The judiciary is still full of Mubarak-era holdovers who show little inclination to do the Brotherhood’s bidding. Neither the government nor opposition parties control the young street.
And a clumsy effort to gain more sway over the religious authorities failed last week when senior Muslim scholars picked an apolitical Islamic lawyer as Egypt’s top cleric in preference to the Brotherhood’s preferred candidate.
Haddad said any talk of Brotherhoodisation was “black propaganda trying to exclude a whole sector of society”. He noted that Brotherhood members had been excluded from many state institutions and the armed forces under Mubarak.
Ziad Bahaa el-Din, a former investment authority chief who is now vice-president of the opposition Social Democratic party, says the Brotherhood, like past Egyptian rulers, is trying to secure its grip on power before tackling the country’s problems.

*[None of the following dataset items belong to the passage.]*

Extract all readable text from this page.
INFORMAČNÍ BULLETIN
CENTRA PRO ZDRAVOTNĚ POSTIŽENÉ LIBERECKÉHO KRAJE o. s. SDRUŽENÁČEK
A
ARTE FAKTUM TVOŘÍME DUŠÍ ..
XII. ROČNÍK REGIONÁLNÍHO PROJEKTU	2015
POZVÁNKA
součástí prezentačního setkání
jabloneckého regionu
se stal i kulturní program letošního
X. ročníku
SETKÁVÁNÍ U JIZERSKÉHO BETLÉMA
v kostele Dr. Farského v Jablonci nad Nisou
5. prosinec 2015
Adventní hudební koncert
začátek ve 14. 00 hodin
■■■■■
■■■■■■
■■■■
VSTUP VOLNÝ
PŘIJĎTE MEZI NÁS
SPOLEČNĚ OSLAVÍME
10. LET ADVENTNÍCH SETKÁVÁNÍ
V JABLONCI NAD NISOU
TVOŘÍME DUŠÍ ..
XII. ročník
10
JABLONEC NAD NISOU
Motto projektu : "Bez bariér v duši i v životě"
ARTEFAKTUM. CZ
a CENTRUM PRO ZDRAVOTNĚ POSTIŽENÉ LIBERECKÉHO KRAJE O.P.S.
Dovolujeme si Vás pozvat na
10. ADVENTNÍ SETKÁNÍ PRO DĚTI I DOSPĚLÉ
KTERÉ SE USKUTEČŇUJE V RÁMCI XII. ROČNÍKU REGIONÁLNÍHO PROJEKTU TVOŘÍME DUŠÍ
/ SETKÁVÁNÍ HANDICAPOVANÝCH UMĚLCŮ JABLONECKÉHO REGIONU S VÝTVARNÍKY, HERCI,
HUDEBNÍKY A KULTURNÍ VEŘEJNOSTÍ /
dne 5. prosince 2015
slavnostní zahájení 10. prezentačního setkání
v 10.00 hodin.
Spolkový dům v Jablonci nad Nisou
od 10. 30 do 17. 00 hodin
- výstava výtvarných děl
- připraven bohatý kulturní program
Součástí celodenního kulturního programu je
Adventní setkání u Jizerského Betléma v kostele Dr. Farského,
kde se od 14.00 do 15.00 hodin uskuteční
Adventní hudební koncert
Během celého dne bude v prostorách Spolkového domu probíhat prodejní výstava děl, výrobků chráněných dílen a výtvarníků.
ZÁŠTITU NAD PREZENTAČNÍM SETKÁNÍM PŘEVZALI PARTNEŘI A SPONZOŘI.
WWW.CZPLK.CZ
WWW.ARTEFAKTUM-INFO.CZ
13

”This has happened ever since (Ottoman pasha) Muhammad Ali slaughtered the Mamluks in the early 19th century,“ he said in an interview. ”(Gamal Abdel) Nasser locked up the Muslim Brothers and the Communists in 1954. (Anwar) Sadat locked up his opponents in 1971.
“The difference now is that people’s acceptance is no longer there. You cannot control public opinion, and the kind of economic problems we are facing cannot be postponed for a couple of years,” he added.
Dan Kurzer, a former U.S. ambassador to Cairo now teaching at Princeton University, said Egypt was only in “round three of a 15-round heavyweight contest”.
Among the players in the ring, he sees the Brotherhood, the military, the internal security forces, the revolutionary street, and what he called “the fourth heavyweight - old regime loyalists who may be off balance, in jail or in exile but who will be energized if the economy collapses”.